Being a repeat customer of all these international companies means you are already quite familiar with how they operate. For example, do you know more about the US listed company Facebook or the Australian listed mining company Rio Tinto?
3. It is now much easier to start investing overseas
Investing in international companies has become a lot easier in the past few years. Many of the popular online stockbrokers such as CommSec and nabtrade offer international share trading services.
If you would rather not trade international shares directly, you can always put your money into managed funds that invest in international listed companies. These managed funds are operated by professional fund managers who have a lot of experience investing internationally.
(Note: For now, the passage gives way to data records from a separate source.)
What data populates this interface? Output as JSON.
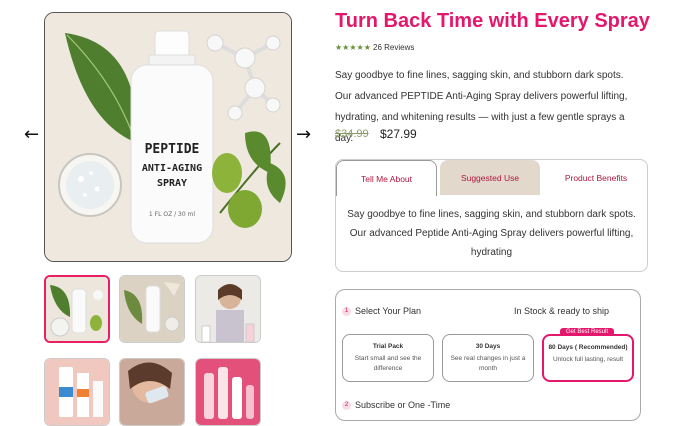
{
  "gallery": {
    "prev_icon": "arrow-left-icon",
    "next_icon": "arrow-right-icon",
    "bottle_text": [
      "PEPTIDE",
      "ANTI-AGING",
      "SPRAY"
    ],
    "bottle_volume": "1 FL OZ / 30 ml"
  },
  "product": {
    "title": "Turn Back Time with Every Spray",
    "stars": "★★★★★",
    "reviews": "26 Reviews",
    "description": "Say goodbye to fine lines, sagging skin, and stubborn dark spots. Our advanced PEPTIDE Anti-Aging Spray delivers powerful lifting, hydrating, and whitening results — with just a few gentle sprays a day.",
    "price_old": "$34.99",
    "price_new": "$27.99"
  },
  "tabs": {
    "items": [
      {
        "label": "Tell Me About"
      },
      {
        "label": "Suggested Use"
      },
      {
        "label": "Product Benefits"
      }
    ],
    "content": "Say goodbye to fine lines, sagging skin, and stubborn dark spots. Our advanced Peptide Anti-Aging Spray delivers powerful lifting, hydrating"
  },
  "plan": {
    "step1_num": "1",
    "step1_label": "Select Your Plan",
    "stock": "In Stock & ready to ship",
    "cards": [
      {
        "title": "Trial Pack",
        "desc": "Start small and see the difference"
      },
      {
        "title": "30 Days",
        "desc": "See real changes in just a month"
      },
      {
        "title": "80 Days ( Recommended)",
        "desc": "Unlock full lasting, result",
        "badge": "Get Best Result"
      }
    ],
    "step2_num": "2",
    "step2_label": "Subscribe or One -Time"
  },
  "colors": {
    "accent": "#e4176c",
    "tab_active_bg": "#e2d8cc"
  }
}
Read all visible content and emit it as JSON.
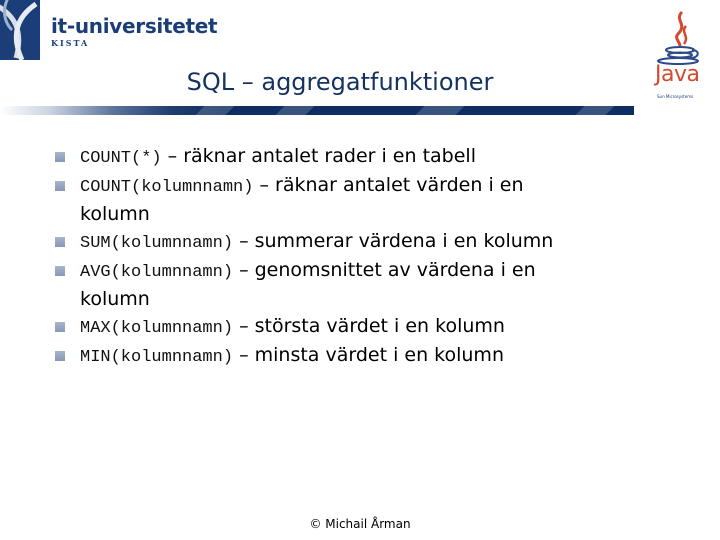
{
  "header": {
    "org_name": "it-universitetet",
    "org_sub": "KISTA",
    "java_word": "Java",
    "java_sub": "Sun Microsystems"
  },
  "slide": {
    "title": "SQL – aggregatfunktioner",
    "items": [
      {
        "code": "COUNT(*)",
        "desc": " – räknar antalet rader i en tabell",
        "cont": ""
      },
      {
        "code": "COUNT(kolumnnamn)",
        "desc": " – räknar antalet värden i en",
        "cont": "kolumn"
      },
      {
        "code": "SUM(kolumnnamn)",
        "desc": " – summerar värdena i en kolumn",
        "cont": ""
      },
      {
        "code": "AVG(kolumnnamn)",
        "desc": " – genomsnittet av värdena i en",
        "cont": "kolumn"
      },
      {
        "code": "MAX(kolumnnamn)",
        "desc": " – största värdet i en kolumn",
        "cont": ""
      },
      {
        "code": "MIN(kolumnnamn)",
        "desc": " – minsta värdet i en kolumn",
        "cont": ""
      }
    ]
  },
  "footer": {
    "copyright": "© Michail Årman"
  },
  "colors": {
    "brand_blue": "#1b3d78",
    "title_blue": "#14325e",
    "java_red": "#d24a2f"
  }
}
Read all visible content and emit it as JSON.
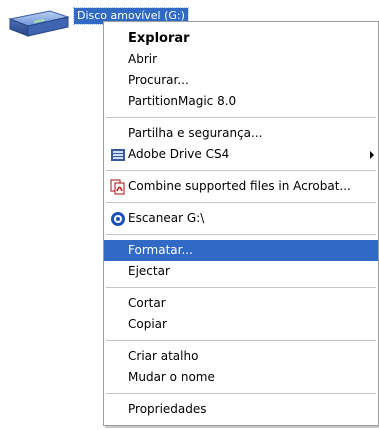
{
  "desktop": {
    "drive_label": "Disco amovível (G:)",
    "drive_icon": "removable-disk-icon"
  },
  "context_menu": {
    "colors": {
      "highlight_bg": "#316ac5",
      "highlight_text": "#ffffff",
      "separator": "#c5c5c5"
    },
    "groups": [
      [
        {
          "label": "Explorar",
          "bold": true
        },
        {
          "label": "Abrir"
        },
        {
          "label": "Procurar..."
        },
        {
          "label": "PartitionMagic 8.0"
        }
      ],
      [
        {
          "label": "Partilha e segurança..."
        },
        {
          "label": "Adobe Drive CS4",
          "icon": "adobe-drive-icon",
          "submenu": true
        }
      ],
      [
        {
          "label": "Combine supported files in Acrobat...",
          "icon": "acrobat-combine-icon"
        }
      ],
      [
        {
          "label": "Escanear G:\\",
          "icon": "antivirus-scan-icon"
        }
      ],
      [
        {
          "label": "Formatar...",
          "highlighted": true
        },
        {
          "label": "Ejectar"
        }
      ],
      [
        {
          "label": "Cortar"
        },
        {
          "label": "Copiar"
        }
      ],
      [
        {
          "label": "Criar atalho"
        },
        {
          "label": "Mudar o nome"
        }
      ],
      [
        {
          "label": "Propriedades"
        }
      ]
    ]
  }
}
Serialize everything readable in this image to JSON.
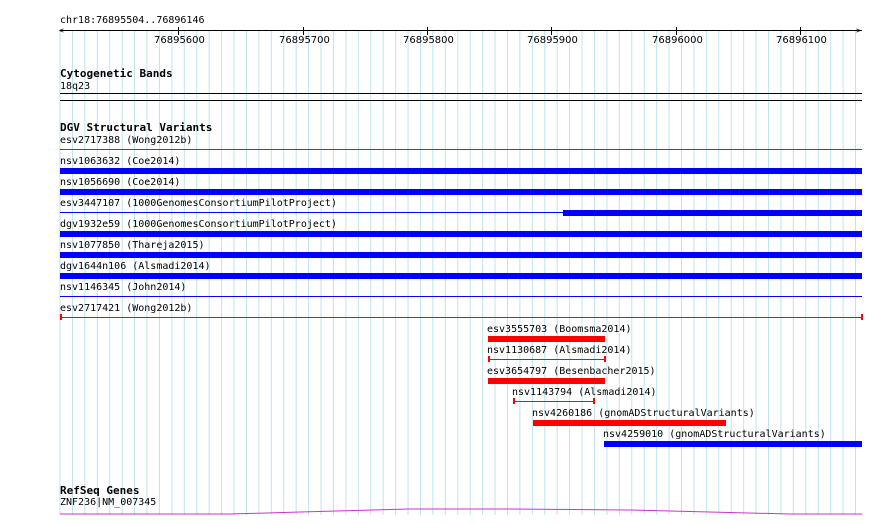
{
  "coords": "chr18:76895504..76896146",
  "ruler": {
    "ticks": [
      "76895600",
      "76895700",
      "76895800",
      "76895900",
      "76896000",
      "76896100"
    ]
  },
  "tracks": {
    "cytoband": {
      "title": "Cytogenetic Bands",
      "band": "18q23"
    },
    "dgv": {
      "title": "DGV Structural Variants",
      "features": [
        {
          "label": "esv2717388 (Wong2012b)",
          "color": "#ff0000",
          "kind": "line",
          "start": 0,
          "end": 1
        },
        {
          "label": "nsv1063632 (Coe2014)",
          "color": "#0000ff",
          "kind": "bar",
          "start": 0,
          "end": 1
        },
        {
          "label": "nsv1056690 (Coe2014)",
          "color": "#0000ff",
          "kind": "bar",
          "start": 0,
          "end": 1
        },
        {
          "label": "esv3447107 (1000GenomesConsortiumPilotProject)",
          "color": "#0000ff",
          "kind": "line-bar",
          "start": 0,
          "end": 1,
          "bar_start": 0.627
        },
        {
          "label": "dgv1932e59 (1000GenomesConsortiumPilotProject)",
          "color": "#0000ff",
          "kind": "bar",
          "start": 0,
          "end": 1
        },
        {
          "label": "nsv1077850 (Thareja2015)",
          "color": "#0000ff",
          "kind": "bar",
          "start": 0,
          "end": 1
        },
        {
          "label": "dgv1644n106 (Alsmadi2014)",
          "color": "#0000ff",
          "kind": "bar",
          "start": 0,
          "end": 1
        },
        {
          "label": "nsv1146345 (John2014)",
          "color": "#0000ff",
          "kind": "line",
          "start": 0,
          "end": 1
        },
        {
          "label": "esv2717421 (Wong2012b)",
          "color": "#ff0000",
          "kind": "bracket",
          "start": 0,
          "end": 1
        },
        {
          "label": "esv3555703 (Boomsma2014)",
          "color": "#ff0000",
          "kind": "bar",
          "start": 0.534,
          "end": 0.68
        },
        {
          "label": "nsv1130687 (Alsmadi2014)",
          "color": "#ff0000",
          "kind": "bracket",
          "start": 0.534,
          "end": 0.68
        },
        {
          "label": "esv3654797 (Besenbacher2015)",
          "color": "#ff0000",
          "kind": "bar",
          "start": 0.534,
          "end": 0.68
        },
        {
          "label": "nsv1143794 (Alsmadi2014)",
          "color": "#ff0000",
          "kind": "bracket",
          "start": 0.565,
          "end": 0.666
        },
        {
          "label": "nsv4260186 (gnomADStructuralVariants)",
          "color": "#ff0000",
          "kind": "bar",
          "start": 0.59,
          "end": 0.831
        },
        {
          "label": "nsv4259010 (gnomADStructuralVariants)",
          "color": "#0000ff",
          "kind": "bar",
          "start": 0.678,
          "end": 1
        }
      ]
    },
    "refseq": {
      "title": "RefSeq Genes",
      "gene": "ZNF236|NM_007345",
      "color": "#cc33cc"
    }
  }
}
4. You can diversify your investments to long term global trends
There are a lot of exciting and innovative global trends happening right now. For example, the growth in online shopping has really taken off with global e-commerce sales forecast to reach US$1 trillion this year. Since Australia’s share market is dominated by the banks and resources companies, it is unusual to find many large listed domestic companies that will benefit significantly from long term global trends like the surge in online shopping or the trend towards healthy living.
Investing in the right international shares will most likely help diversify your investment portfolio. It will also help you get exposure to a number of proven long term global trends.
5. It is a great way to learn
Investing is serious business. However, it should also be interesting and engaging.
For example, did you know that baby boomers are the fast growing segment of Facebook’s user base? How about the fact that an Italian company called Luxottica is a big reason why many people around the world pay hundreds of dollars for sunglasses (which seemingly cost so little to manufacture)?
If you are curious by nature, investing in large listed international companies also provides a great way to keep learning about the world.